Serious Fraud Office settles with ENRC on the courtroom steps – but the use of a confidential order to keep secret details of the deal raises questions about transparency and the public interest
This week, the Eurasian Natural Resources Corporation (ENRC) and the Serious Fraud Office (SFO) were due to face each other (again) in court for the latest chapter of the Kazakhstan-based mining giant’s quest for redress over a now-dropped SFO investigation.
The Rolls Building trial, which was listed for seven weeks before Mr Justice Bryan, did not start as scheduled. At around 12.30pm on Monday, the court was told that an agreed settlement was on the horizon and that a further 24-hour adjournment might help. The request was granted.
On Tuesday morning, on what would have been day two of the trial, Anna Boase KC, for ENRC (now a fully owned subsidiary of Eurasian Resources Group), told the judge: ‘We have agreement.’
A Tomlin Order, which will stay proceedings on agreed terms but allow parties to apply to the court to lift the stay or enforce the terms in the event of non-compliance, was agreed between all parties involved in the case – the ENRC, the SFO, former SFO officer and now partner at Cohen & Gresser John Gibson, and SFO investigator Tony Puddick.
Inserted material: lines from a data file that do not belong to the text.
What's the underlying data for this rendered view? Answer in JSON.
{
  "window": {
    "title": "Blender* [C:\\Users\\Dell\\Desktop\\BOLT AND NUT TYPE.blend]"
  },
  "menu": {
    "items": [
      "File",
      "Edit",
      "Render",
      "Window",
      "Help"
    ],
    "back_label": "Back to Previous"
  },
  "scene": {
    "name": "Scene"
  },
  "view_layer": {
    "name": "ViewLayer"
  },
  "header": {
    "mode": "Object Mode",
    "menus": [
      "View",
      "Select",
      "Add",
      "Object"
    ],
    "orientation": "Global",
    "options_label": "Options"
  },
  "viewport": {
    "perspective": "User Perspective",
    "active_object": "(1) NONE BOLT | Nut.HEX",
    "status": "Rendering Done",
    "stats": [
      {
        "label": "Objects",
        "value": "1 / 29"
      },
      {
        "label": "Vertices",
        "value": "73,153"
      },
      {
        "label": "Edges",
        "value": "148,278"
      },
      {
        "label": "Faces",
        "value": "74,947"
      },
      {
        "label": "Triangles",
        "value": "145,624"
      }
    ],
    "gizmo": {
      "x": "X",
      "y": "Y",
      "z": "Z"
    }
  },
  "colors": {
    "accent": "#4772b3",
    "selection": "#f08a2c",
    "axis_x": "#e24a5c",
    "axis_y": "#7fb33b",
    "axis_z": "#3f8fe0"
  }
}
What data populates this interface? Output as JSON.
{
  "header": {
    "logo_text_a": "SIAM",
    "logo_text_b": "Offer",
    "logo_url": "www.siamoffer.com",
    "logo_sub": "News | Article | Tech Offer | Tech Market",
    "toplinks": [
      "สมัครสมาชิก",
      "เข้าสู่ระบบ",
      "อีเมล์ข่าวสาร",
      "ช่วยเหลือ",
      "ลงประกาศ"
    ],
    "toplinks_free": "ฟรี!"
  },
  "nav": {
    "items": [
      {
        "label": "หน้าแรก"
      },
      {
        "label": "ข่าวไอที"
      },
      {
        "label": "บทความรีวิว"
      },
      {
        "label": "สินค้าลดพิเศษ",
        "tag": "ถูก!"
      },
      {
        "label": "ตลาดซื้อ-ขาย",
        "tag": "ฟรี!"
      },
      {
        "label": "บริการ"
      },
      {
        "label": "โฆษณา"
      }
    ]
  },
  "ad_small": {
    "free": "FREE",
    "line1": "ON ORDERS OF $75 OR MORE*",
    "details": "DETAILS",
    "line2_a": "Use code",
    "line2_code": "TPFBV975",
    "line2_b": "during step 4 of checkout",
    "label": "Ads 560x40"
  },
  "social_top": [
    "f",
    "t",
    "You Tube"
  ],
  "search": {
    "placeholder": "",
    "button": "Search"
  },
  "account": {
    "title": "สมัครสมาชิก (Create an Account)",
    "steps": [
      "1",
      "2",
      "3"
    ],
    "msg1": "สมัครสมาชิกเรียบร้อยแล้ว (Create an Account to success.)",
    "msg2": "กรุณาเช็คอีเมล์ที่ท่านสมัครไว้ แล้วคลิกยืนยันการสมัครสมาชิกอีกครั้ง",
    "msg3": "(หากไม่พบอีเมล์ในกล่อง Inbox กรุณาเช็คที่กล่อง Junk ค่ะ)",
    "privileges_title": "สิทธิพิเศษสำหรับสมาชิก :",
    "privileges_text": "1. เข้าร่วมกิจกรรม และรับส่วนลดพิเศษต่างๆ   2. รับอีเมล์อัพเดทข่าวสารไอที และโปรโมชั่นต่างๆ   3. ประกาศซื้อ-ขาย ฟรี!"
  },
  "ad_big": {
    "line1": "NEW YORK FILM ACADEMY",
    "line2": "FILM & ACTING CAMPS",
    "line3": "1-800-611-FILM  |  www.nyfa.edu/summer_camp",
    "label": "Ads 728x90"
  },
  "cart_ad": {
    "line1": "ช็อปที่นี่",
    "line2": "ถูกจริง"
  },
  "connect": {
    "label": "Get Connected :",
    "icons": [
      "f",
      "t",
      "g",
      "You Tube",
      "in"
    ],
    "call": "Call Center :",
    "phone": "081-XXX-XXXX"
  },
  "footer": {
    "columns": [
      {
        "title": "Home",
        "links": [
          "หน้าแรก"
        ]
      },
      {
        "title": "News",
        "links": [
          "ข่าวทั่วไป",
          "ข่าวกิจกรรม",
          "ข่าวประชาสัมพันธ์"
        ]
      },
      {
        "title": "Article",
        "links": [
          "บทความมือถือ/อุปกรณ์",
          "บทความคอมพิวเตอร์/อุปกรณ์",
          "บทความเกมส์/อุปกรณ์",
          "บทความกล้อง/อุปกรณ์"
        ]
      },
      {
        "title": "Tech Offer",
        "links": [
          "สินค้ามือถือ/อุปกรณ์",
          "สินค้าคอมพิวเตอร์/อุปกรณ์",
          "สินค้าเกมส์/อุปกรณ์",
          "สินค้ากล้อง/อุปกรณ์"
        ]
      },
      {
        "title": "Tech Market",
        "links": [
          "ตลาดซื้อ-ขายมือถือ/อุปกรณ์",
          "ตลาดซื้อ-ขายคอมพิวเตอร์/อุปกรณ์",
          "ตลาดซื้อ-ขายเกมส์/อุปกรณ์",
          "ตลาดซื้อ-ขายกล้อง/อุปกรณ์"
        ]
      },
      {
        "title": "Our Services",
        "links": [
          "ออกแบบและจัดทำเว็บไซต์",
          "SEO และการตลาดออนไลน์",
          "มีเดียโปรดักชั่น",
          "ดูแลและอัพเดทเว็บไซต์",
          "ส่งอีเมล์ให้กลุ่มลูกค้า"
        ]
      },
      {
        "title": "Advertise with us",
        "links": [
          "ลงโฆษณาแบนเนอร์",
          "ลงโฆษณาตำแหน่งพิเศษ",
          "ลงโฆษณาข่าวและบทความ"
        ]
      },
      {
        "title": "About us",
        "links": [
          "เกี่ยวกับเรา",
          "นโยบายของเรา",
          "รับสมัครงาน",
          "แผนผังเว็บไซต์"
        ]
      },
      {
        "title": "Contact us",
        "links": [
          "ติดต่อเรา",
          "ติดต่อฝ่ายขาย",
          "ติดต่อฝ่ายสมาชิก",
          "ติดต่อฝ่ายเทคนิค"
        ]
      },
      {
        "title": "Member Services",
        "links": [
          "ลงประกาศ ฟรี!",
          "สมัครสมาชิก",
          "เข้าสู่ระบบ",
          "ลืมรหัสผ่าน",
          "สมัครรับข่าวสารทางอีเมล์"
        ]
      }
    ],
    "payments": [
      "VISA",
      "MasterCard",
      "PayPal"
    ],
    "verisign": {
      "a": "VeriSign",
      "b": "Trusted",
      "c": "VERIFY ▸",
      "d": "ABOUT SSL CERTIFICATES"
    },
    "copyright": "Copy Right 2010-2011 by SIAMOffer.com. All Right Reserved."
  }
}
The settlement is confidential, with only some details made public; but though it signifies an end, of sorts, to this part of the multifaceted litigation, the ENRC v SFO battle continues.
This trial would have dealt with claims against the SFO, Gibson and Puddick for alleged breaches of confidence, misfeasance in public office and unlawful means conspiracy over sensitive information about the office’s investigation into the ENRC being leaked to media and third parties.
Both sides were predictably tight-lipped about the settlement. An SFO spokesperson said: ‘Throughout this case we robustly defended the claims. A confidential settlement has now been agreed.’ A spokesperson for ENRC said: ‘ENRC is pleased to report that a confidential settlement has been reached on the terms set out in the consent order.’
Considering the eye-watering sums involved, a settlement may be considered good news. But important questions remain about the use of a confidential order by a government agency funded from the public purse.
Helen Taylor, senior legal researcher at Spotlight on Corruption, said: ‘This settlement draws a line under a bruising legal battle for the SFO, but it comes after years of aggressive litigation by ENRC that has diverted scarce resources and depleted staff morale at the agency. It’s absolutely essential that there is transparency about the terms of this deal so the public can have confidence that our taxpayer-funded anti-corruption agency has acted in the public interest.’
Though part of the litigation has now been put to bed (unless the order is not complied with), the SFO still faces an upcoming trial, which has not yet been listed, over how much it owes ENRC following Mr Justice Waksman’s judgment in December 2023. That dealt with causation and loss claimed by ENRC for unnecessary work, legal costs and wasted management time. An earlier trial, which took place in 2021, was concerned with liability.
All of this centres on the SFO’s decade-long investigation into the mining company over alleged bribes paid to secure access to mining contracts. A criminal investigation into ENRC was opened by the SFO in 2013. By August 2023, the agency said it was closing its investigation due to ‘insufficient admissible evidence to prosecute’ and the case was dropped.
ENRC’s multi-pronged litigation was already in full swing by the time the investigation was closed with numerous judgments, phased trials and substantial legal teams to deal with it all.
When the SFO was asked, through a freedom of information request, for disclosure of the total cost of its investigation into ENRC and any costs incurred by cases directly related to the conduct of the main case, it refused. While the SFO confirmed it held the information, it said ‘such disclosure would be likely to prejudice the prevention or detection of crime, apprehension or prosecution of offenders, and the administration of justice’.
But the first-tier tribunal of the General Regulatory Chamber found the SFO was not entitled to withhold the information considering the ‘particularly strong public interest in disclosure’.
Maybe the same consideration should be given to this latest development.